For the second quarter, Best Buy’s comparable sales jumped 5.8%, well above analysts’ estimates of a 2.3% increase even though stores were open by appointment only for the first six weeks of the quarter due to the coronavirus pandemic.
The strong quarter was fueled by a 242% increase in online sales that offset the lost business from temporary store closures.
“Products that help people work, learn, connect and cook at home, like computing, appliances and tablets, were the largest drivers of our sales growth for the quarter,” Best Buy CEO Corie Barry said in a news release.
Overall revenue rose 3.9% to $9.91 billion while net income rose more than 81% to $432 million, or $1.65 per share.
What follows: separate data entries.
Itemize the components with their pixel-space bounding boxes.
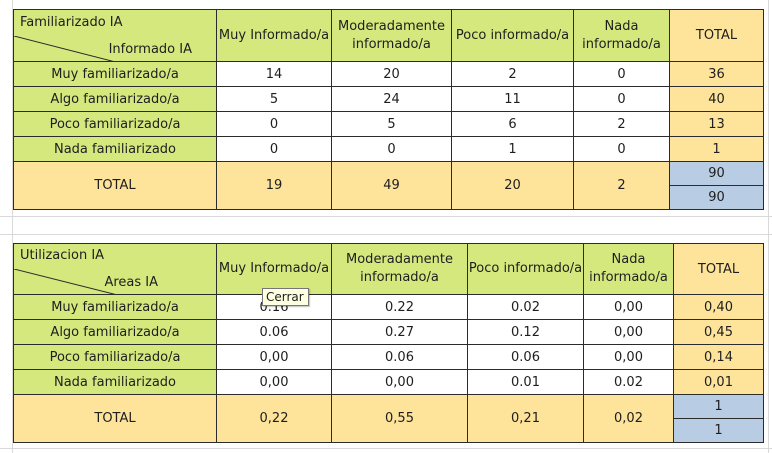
- data-cell: 0,00: [331, 369, 468, 395]
- column-header: Moderadamente informado/a: [331, 243, 468, 295]
- column-total-cell: 0,21: [467, 394, 584, 443]
- total-row: TOTAL 0,22 0,55 0,21 0,02 1: [13, 394, 764, 443]
- data-cell: 0,00: [583, 319, 674, 345]
- sheet-gridline: [0, 234, 772, 235]
- grand-total-cell: 90: [669, 161, 764, 186]
- sheet-gridline: [12, 0, 13, 453]
- row-header: Poco familiarizado/a: [13, 344, 217, 370]
- grand-total-cell: 1: [673, 418, 764, 443]
- total-row-label: TOTAL: [13, 161, 217, 210]
- column-header: Moderadamente informado/a: [331, 9, 452, 62]
- diagonal-divider: [14, 35, 114, 61]
- data-cell: 0,00: [216, 369, 332, 395]
- column-header: Nada informado/a: [583, 243, 674, 295]
- data-cell: 14: [216, 61, 332, 87]
- data-cell: 0.01: [467, 369, 584, 395]
- total-column-header: TOTAL: [673, 243, 764, 295]
- row-header: Muy familiarizado/a: [13, 294, 217, 320]
- data-cell: 0.02: [583, 369, 674, 395]
- data-cell: 0: [216, 136, 332, 162]
- diagonal-divider: [14, 269, 114, 294]
- data-cell: 2: [573, 111, 670, 137]
- data-cell: 6: [451, 111, 574, 137]
- total-row: TOTAL 19 49 20 2 90: [13, 161, 764, 210]
- data-cell: 0.02: [467, 294, 584, 320]
- corner-top-label: Informado IA: [108, 41, 192, 57]
- table-row: Algo familiarizado/a 0.06 0.27 0.12 0,00…: [13, 319, 764, 345]
- data-cell: 11: [451, 86, 574, 112]
- data-cell: 1: [451, 136, 574, 162]
- data-cell: 24: [331, 86, 452, 112]
- column-total-cell: 0,02: [583, 394, 674, 443]
- column-total-cell: 0,55: [331, 394, 468, 443]
- corner-header-cell: Informado IA Familiarizado IA: [13, 9, 217, 62]
- table-row: Muy familiarizado/a 14 20 2 0 36: [13, 61, 764, 87]
- familiarity-counts-table: Informado IA Familiarizado IA Muy Inform…: [13, 9, 764, 210]
- data-cell: 0: [573, 86, 670, 112]
- corner-bottom-label: Familiarizado IA: [20, 14, 123, 30]
- data-cell: 0.22: [331, 294, 468, 320]
- data-cell: 0: [573, 136, 670, 162]
- data-cell: 5: [331, 111, 452, 137]
- table-row: Poco familiarizado/a 0,00 0.06 0.06 0,00…: [13, 344, 764, 370]
- column-header: Poco informado/a: [451, 9, 574, 62]
- sheet-gridline: [768, 0, 769, 453]
- column-header: Muy Informado/a: [216, 243, 332, 295]
- row-header: Algo familiarizado/a: [13, 319, 217, 345]
- total-row-label: TOTAL: [13, 394, 217, 443]
- column-header: Muy Informado/a: [216, 9, 332, 62]
- data-cell: 0.06: [216, 319, 332, 345]
- row-header: Muy familiarizado/a: [13, 61, 217, 87]
- data-cell: 0: [216, 111, 332, 137]
- row-header: Algo familiarizado/a: [13, 86, 217, 112]
- row-total-cell: 36: [669, 61, 764, 87]
- total-column-header: TOTAL: [669, 9, 764, 62]
- grand-total-cell: 1: [673, 394, 764, 419]
- column-header: Nada informado/a: [573, 9, 670, 62]
- column-total-cell: 20: [451, 161, 574, 210]
- data-cell: 0.06: [331, 344, 468, 370]
- data-cell: 0.12: [467, 319, 584, 345]
- row-total-cell: 0,01: [673, 369, 764, 395]
- corner-header-cell: Areas IA Utilizacion IA: [13, 243, 217, 295]
- data-cell: 0,00: [216, 344, 332, 370]
- row-header: Nada familiarizado: [13, 369, 217, 395]
- data-cell: 5: [216, 86, 332, 112]
- table-row: Poco familiarizado/a 0 5 6 2 13: [13, 111, 764, 137]
- data-cell: 0,00: [583, 344, 674, 370]
- column-header: Poco informado/a: [467, 243, 584, 295]
- sheet-gridline: [0, 448, 772, 449]
- data-cell: 20: [331, 61, 452, 87]
- column-total-cell: 49: [331, 161, 452, 210]
- table-row: Muy familiarizado/a 0.16 0.22 0.02 0,00 …: [13, 294, 764, 320]
- grand-total-cell: 90: [669, 185, 764, 210]
- table-row: Nada familiarizado 0,00 0,00 0.01 0.02 0…: [13, 369, 764, 395]
- row-header: Nada familiarizado: [13, 136, 217, 162]
- data-cell: 0.06: [467, 344, 584, 370]
- data-cell: 0,00: [583, 294, 674, 320]
- row-total-cell: 13: [669, 111, 764, 137]
- column-total-cell: 0,22: [216, 394, 332, 443]
- proportions-table: Areas IA Utilizacion IA Muy Informado/a …: [13, 243, 764, 443]
- table-row: Algo familiarizado/a 5 24 11 0 40: [13, 86, 764, 112]
- column-total-cell: 19: [216, 161, 332, 210]
- row-total-cell: 0,40: [673, 294, 764, 320]
- sheet-gridline: [0, 216, 772, 217]
- data-cell: 2: [451, 61, 574, 87]
- row-total-cell: 0,14: [673, 344, 764, 370]
- data-cell: 0.27: [331, 319, 468, 345]
- table-row: Nada familiarizado 0 0 1 0 1: [13, 136, 764, 162]
- row-header: Poco familiarizado/a: [13, 111, 217, 137]
- corner-top-label: Areas IA: [104, 275, 158, 290]
- row-total-cell: 1: [669, 136, 764, 162]
- column-total-cell: 2: [573, 161, 670, 210]
- data-cell: 0: [573, 61, 670, 87]
- close-tooltip[interactable]: Cerrar: [262, 288, 309, 306]
- row-total-cell: 40: [669, 86, 764, 112]
- data-cell: 0: [331, 136, 452, 162]
- corner-bottom-label: Utilizacion IA: [20, 248, 105, 263]
- row-total-cell: 0,45: [673, 319, 764, 345]
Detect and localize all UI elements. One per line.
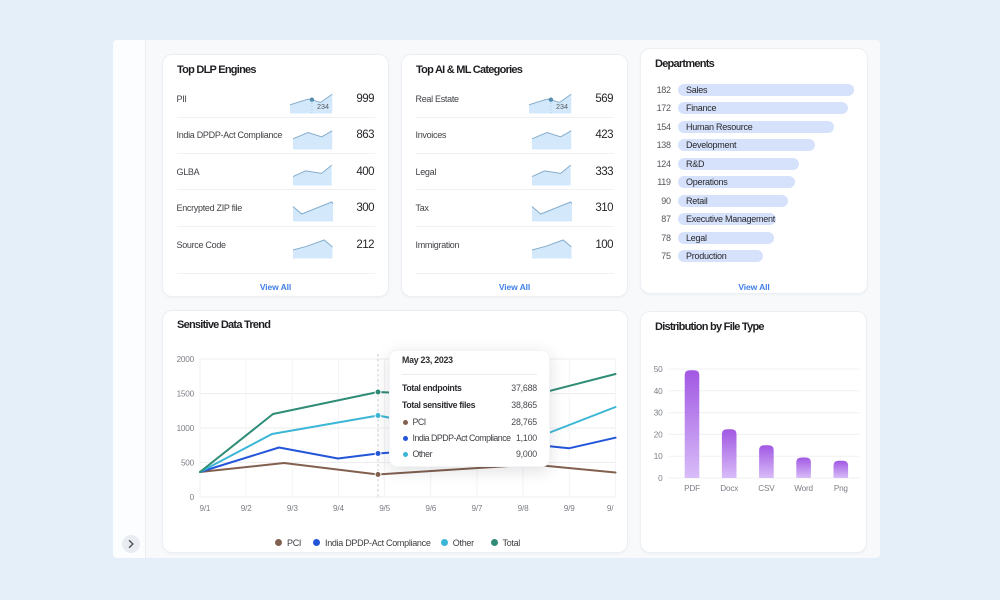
svg-text:9/: 9/	[607, 504, 614, 513]
svg-text:0: 0	[190, 493, 195, 502]
svg-text:2000: 2000	[177, 355, 195, 364]
svg-text:1000: 1000	[177, 424, 195, 433]
svg-text:9/2: 9/2	[241, 504, 252, 513]
svg-text:9/8: 9/8	[518, 504, 529, 513]
svg-text:9/1: 9/1	[200, 504, 211, 513]
svg-text:Png: Png	[834, 484, 849, 493]
svg-text:1500: 1500	[177, 390, 195, 399]
svg-text:40: 40	[654, 387, 663, 396]
svg-text:500: 500	[181, 459, 195, 468]
svg-text:9/5: 9/5	[379, 504, 390, 513]
svg-text:Docx: Docx	[720, 484, 738, 493]
svg-text:PDF: PDF	[684, 484, 700, 493]
svg-text:9/9: 9/9	[564, 504, 575, 513]
svg-text:9/6: 9/6	[425, 504, 436, 513]
svg-text:20: 20	[654, 430, 663, 439]
svg-text:9/3: 9/3	[287, 504, 298, 513]
svg-text:10: 10	[654, 452, 663, 461]
svg-text:CSV: CSV	[758, 484, 775, 493]
svg-text:Word: Word	[794, 484, 813, 493]
svg-text:0: 0	[658, 474, 663, 483]
svg-text:9/7: 9/7	[472, 504, 483, 513]
svg-text:234: 234	[556, 102, 568, 111]
svg-text:234: 234	[317, 102, 329, 111]
svg-text:50: 50	[654, 365, 663, 374]
svg-text:9/4: 9/4	[333, 504, 344, 513]
svg-text:30: 30	[654, 409, 663, 418]
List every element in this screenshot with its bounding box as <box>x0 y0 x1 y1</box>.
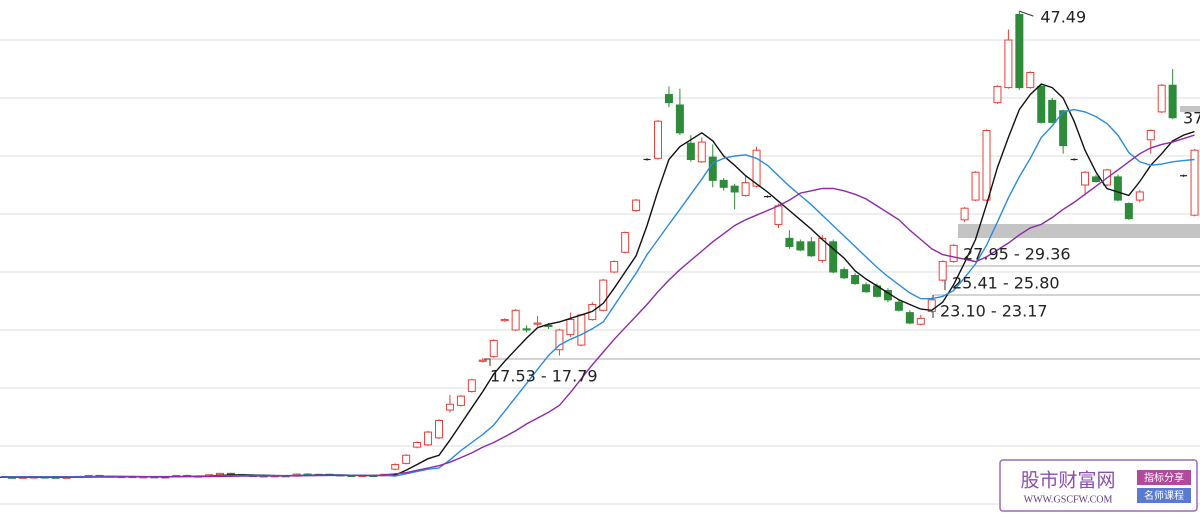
annotation: 23.10 - 23.17 <box>940 302 1048 321</box>
candle-body <box>894 301 903 311</box>
candle-body <box>1190 149 1199 216</box>
candle-body <box>1092 176 1100 183</box>
candle-body <box>829 241 838 273</box>
tag-box <box>1137 470 1191 485</box>
annotation: 27.95 - 29.36 <box>963 245 1071 264</box>
watermark-url: WWW.GSCFW.COM <box>1024 494 1113 505</box>
candle-body <box>1026 71 1035 89</box>
moving-averages <box>1 83 1195 478</box>
candle-body <box>993 85 1002 104</box>
high-label: 47.49 <box>1040 8 1086 27</box>
candle-body <box>774 205 783 225</box>
candle-body <box>1004 39 1013 89</box>
candle-body <box>796 241 805 251</box>
candle-body <box>533 322 542 325</box>
candle-body <box>654 120 662 159</box>
candle-body <box>862 284 871 293</box>
candle-body <box>566 319 575 336</box>
annotation: 37 <box>1183 109 1200 128</box>
candle-body <box>730 185 739 193</box>
candle-body <box>971 171 980 201</box>
candle-body <box>927 299 936 312</box>
candle-body <box>1059 110 1068 147</box>
candle-body <box>216 472 224 476</box>
grid <box>0 39 1200 505</box>
candle-body <box>402 454 411 464</box>
candle-body <box>621 232 630 253</box>
candle-body <box>413 442 422 448</box>
candle-body <box>1168 84 1177 119</box>
candle-body <box>982 129 991 201</box>
ma-line <box>1 108 1195 478</box>
level-band <box>1180 106 1200 112</box>
candle-body <box>938 261 947 281</box>
candle-body <box>599 279 608 311</box>
candle-body <box>675 104 684 134</box>
candle-body <box>1157 84 1166 113</box>
watermark-title: 股市财富网 <box>1020 470 1115 492</box>
candle-body <box>697 141 706 163</box>
candle-body <box>719 179 728 188</box>
candle-body <box>489 339 498 358</box>
annotation: 25.41 - 25.80 <box>952 274 1060 293</box>
candle-body <box>478 359 487 362</box>
candle-body <box>391 464 400 470</box>
candle-body <box>664 94 673 104</box>
high-pointer <box>1019 10 1034 17</box>
candle-body <box>1113 176 1122 201</box>
candle-body <box>905 312 914 324</box>
candle-body <box>435 419 443 439</box>
candle-body <box>1015 13 1024 89</box>
candle-body <box>511 309 520 331</box>
candle-body <box>752 149 761 187</box>
candle-body <box>851 274 860 285</box>
candle-body <box>610 261 619 273</box>
candle-body <box>686 142 695 160</box>
candle-body <box>1081 171 1090 186</box>
candle-body <box>785 237 794 247</box>
candle-body <box>632 199 641 212</box>
candle-body <box>456 395 465 406</box>
candle-body <box>1048 99 1057 123</box>
level-tick <box>484 358 491 366</box>
candle-body <box>949 244 958 263</box>
candle-body <box>522 328 531 331</box>
annotation: 17.53 - 17.79 <box>490 367 598 386</box>
candle-body <box>708 156 717 181</box>
tag-box <box>1137 488 1191 503</box>
annotations <box>484 106 1200 366</box>
candle-body <box>1037 85 1046 123</box>
candle-body <box>424 431 433 446</box>
watermark-tag: 指标分享 <box>1144 471 1184 484</box>
ma-line <box>1 134 1195 478</box>
candle-body <box>555 329 564 351</box>
labels: 17.53 - 17.79 23.10 - 23.17 25.41 - 25.80 2… <box>490 8 1200 386</box>
candle-body <box>445 403 454 411</box>
candle-body <box>577 314 586 346</box>
candle-body <box>741 182 750 196</box>
watermark: 股市财富网 WWW.GSCFW.COM 指标分享 名师课程 <box>999 459 1198 512</box>
candle-body <box>807 241 816 257</box>
candle-body <box>500 319 509 322</box>
candle-body <box>960 207 969 221</box>
candle-body <box>1146 129 1155 141</box>
level-band <box>958 224 1200 238</box>
candles <box>0 11 1199 479</box>
candle-body <box>1135 191 1144 201</box>
candle-body <box>916 317 925 325</box>
candle-body <box>1124 203 1133 220</box>
watermark-tag: 名师课程 <box>1144 489 1184 502</box>
candle-body <box>840 269 849 279</box>
candle-body <box>467 379 476 392</box>
candle-body <box>818 237 827 261</box>
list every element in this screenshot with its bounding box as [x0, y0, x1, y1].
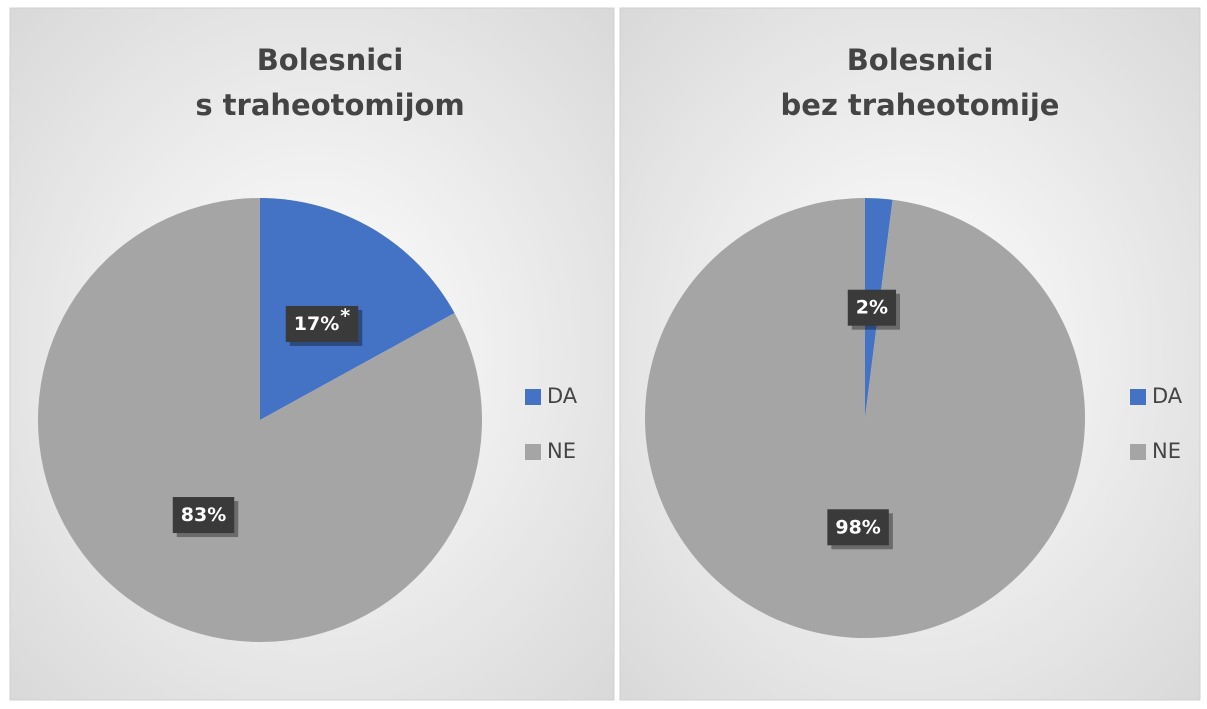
legend-label: DA — [1152, 384, 1183, 408]
chart-title: Bolesnici — [847, 43, 994, 77]
data-label: 17% * — [285, 305, 363, 346]
chart-title: Bolesnici — [257, 43, 404, 77]
data-label: 83% — [172, 497, 239, 538]
data-label-text: 83% — [181, 504, 226, 526]
legend-swatch — [525, 389, 541, 405]
legend-swatch — [525, 444, 541, 460]
label-box — [847, 289, 897, 326]
data-label-text: 17% — [294, 313, 339, 335]
chart-title: bez traheotomije — [781, 88, 1060, 122]
legend-swatch — [1130, 389, 1146, 405]
label-box — [827, 509, 889, 546]
data-label: 98% — [827, 509, 893, 550]
legend-label: NE — [1152, 439, 1181, 463]
label-box — [172, 497, 235, 534]
annotation: * — [340, 305, 350, 327]
data-label-text: 98% — [835, 516, 880, 538]
data-label-text: 2% — [856, 297, 888, 319]
pie-slice — [37, 198, 482, 642]
chart-title: s traheotomijom — [195, 88, 464, 122]
legend-label: DA — [547, 384, 578, 408]
legend-label: NE — [547, 439, 576, 463]
label-box — [285, 305, 359, 342]
data-label: 2% — [847, 289, 901, 330]
legend-swatch — [1130, 444, 1146, 460]
pie-slice — [644, 198, 1085, 638]
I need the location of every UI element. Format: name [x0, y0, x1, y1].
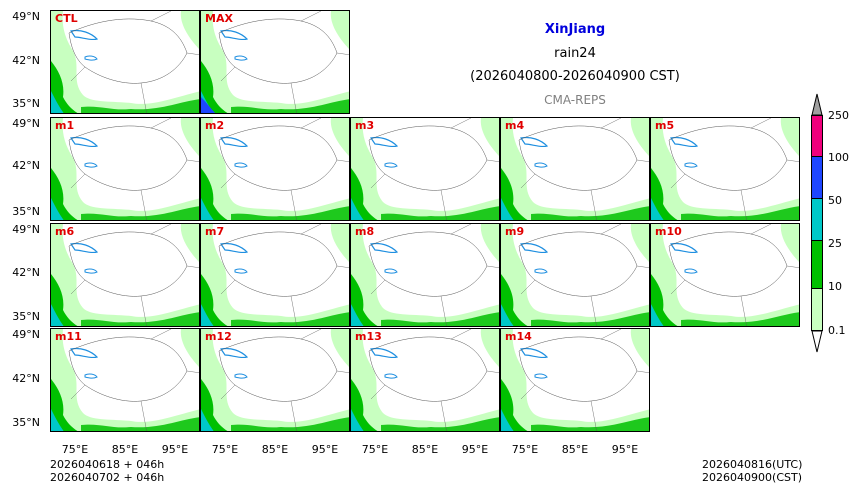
variable-title: rain24	[554, 46, 596, 61]
lat-tick-42-row1: 42°N	[12, 54, 40, 67]
rain-map	[201, 224, 349, 326]
map-panel-m10: m10	[650, 223, 800, 327]
lon-tick-75-col4: 75°E	[511, 443, 539, 456]
panel-label: m14	[505, 330, 532, 343]
panel-label: m6	[55, 225, 75, 238]
panel-label: m7	[205, 225, 225, 238]
colorbar-label-25: 25	[828, 237, 842, 250]
map-panel-m4: m4	[500, 117, 650, 221]
map-panel-m11: m11	[50, 328, 200, 432]
panel-label: m12	[205, 330, 232, 343]
lat-tick-35-row2: 35°N	[12, 205, 40, 218]
lon-tick-85-col1: 85°E	[111, 443, 139, 456]
lat-tick-35-row3: 35°N	[12, 310, 40, 323]
colorbar-label-0.1: 0.1	[828, 324, 846, 337]
map-panel-m2: m2	[200, 117, 350, 221]
panel-label: m13	[355, 330, 382, 343]
rain-map	[651, 224, 799, 326]
colorbar-segment-50-100	[811, 156, 823, 199]
map-panel-m6: m6	[50, 223, 200, 327]
lat-tick-35-row4: 35°N	[12, 416, 40, 429]
lon-tick-85-col4: 85°E	[561, 443, 589, 456]
rain-map	[651, 118, 799, 220]
map-panel-m14: m14	[500, 328, 650, 432]
rain-map	[51, 329, 199, 431]
valid-utc: 2026040816(UTC)	[702, 458, 803, 471]
rain-map	[201, 329, 349, 431]
valid-cst: 2026040900(CST)	[702, 471, 802, 484]
lat-tick-42-row2: 42°N	[12, 159, 40, 172]
rain-map	[501, 224, 649, 326]
map-panel-m1: m1	[50, 117, 200, 221]
colorbar-over-arrow	[811, 93, 823, 116]
lat-tick-49-row1: 49°N	[12, 10, 40, 23]
lat-tick-42-row4: 42°N	[12, 372, 40, 385]
map-panel-m3: m3	[350, 117, 500, 221]
lat-tick-49-row4: 49°N	[12, 328, 40, 341]
rain-map	[51, 118, 199, 220]
panel-label: m4	[505, 119, 525, 132]
map-panel-m12: m12	[200, 328, 350, 432]
map-panel-max: MAX	[200, 10, 350, 114]
lon-tick-85-col2: 85°E	[261, 443, 289, 456]
map-panel-m5: m5	[650, 117, 800, 221]
panel-label: m1	[55, 119, 75, 132]
rain-map	[201, 118, 349, 220]
map-panel-m13: m13	[350, 328, 500, 432]
rain-map	[501, 118, 649, 220]
rain-map	[51, 11, 199, 113]
colorbar-label-50: 50	[828, 194, 842, 207]
panel-label: m11	[55, 330, 82, 343]
model-title: CMA-REPS	[544, 93, 606, 107]
colorbar-label-10: 10	[828, 280, 842, 293]
map-panel-m9: m9	[500, 223, 650, 327]
colorbar-label-250: 250	[828, 109, 849, 122]
lon-tick-75-col3: 75°E	[361, 443, 389, 456]
panel-label: m2	[205, 119, 225, 132]
rain-map	[351, 224, 499, 326]
colorbar-segment-100-250	[811, 115, 823, 157]
panel-label: CTL	[55, 12, 78, 25]
valid-time-footer: 2026040816(UTC) 2026040900(CST)	[702, 458, 802, 484]
lon-tick-95-col4: 95°E	[611, 443, 639, 456]
lon-tick-75-col1: 75°E	[61, 443, 89, 456]
map-panel-m8: m8	[350, 223, 500, 327]
lon-tick-75-col2: 75°E	[211, 443, 239, 456]
map-panel-m7: m7	[200, 223, 350, 327]
lat-tick-35-row1: 35°N	[12, 97, 40, 110]
lon-tick-95-col3: 95°E	[461, 443, 489, 456]
init-time-footer: 2026040618 + 046h 2026040702 + 046h	[50, 458, 164, 484]
lat-tick-49-row3: 49°N	[12, 223, 40, 236]
colorbar-segment-0.1-10	[811, 288, 823, 331]
map-panel-ctl: CTL	[50, 10, 200, 114]
colorbar-segment-10-25	[811, 240, 823, 289]
init-line-1: 2026040618 + 046h	[50, 458, 165, 471]
panel-label: m8	[355, 225, 375, 238]
rain-map	[201, 11, 349, 113]
panel-label: MAX	[205, 12, 233, 25]
rain-map	[51, 224, 199, 326]
lon-tick-95-col2: 95°E	[311, 443, 339, 456]
colorbar-label-100: 100	[828, 151, 849, 164]
lon-tick-85-col3: 85°E	[411, 443, 439, 456]
rain-map	[501, 329, 649, 431]
colorbar-segment-25-50	[811, 198, 823, 241]
region-title: XinJiang	[544, 22, 606, 37]
lon-tick-95-col1: 95°E	[161, 443, 189, 456]
panel-label: m9	[505, 225, 525, 238]
lat-tick-42-row3: 42°N	[12, 266, 40, 279]
colorbar-under-arrow	[811, 330, 823, 353]
panel-label: m5	[655, 119, 675, 132]
period-title: (2026040800-2026040900 CST)	[470, 69, 680, 84]
init-line-2: 2026040702 + 046h	[50, 471, 165, 484]
rain-map	[351, 329, 499, 431]
panel-label: m3	[355, 119, 375, 132]
rain-map	[351, 118, 499, 220]
lat-tick-49-row2: 49°N	[12, 117, 40, 130]
panel-label: m10	[655, 225, 682, 238]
Excluding items, Best Buy earned $1.71 per share, beating estimates of $1.08 per share.
But the company’s shares dipped 4.4% to $112.18 as executives took a cautious view of what lies ahead with the coronavirus still raging and government support for the economy uncertain.
“We are planning for Q3 sales to be higher compared to last year but likely will not continue at the current quarter-to-date level of approximately 20% growth,” CFO Matt Bilunas said.
“Overall, as we plan for the back half of the year, we continue to weigh many factors including potential future government stimulus actions, the current shift in personal consumption expenditures from areas like travel and dining out, the possible depth and duration of the pandemic, the risk of higher unemployment over time, and the availability of inventory to match customer demand,” he added.
Barry said in a media call that Best Buy had experienced “more constrained product availability than we expected.”
According to Barron’s, “some investors might worry that consumers already have all they need to hunker down from home for the foreseeable future” but “assuming supply chains remain intact, new videogame title releases and the next wave of handsets could help drive sales into the holidays.”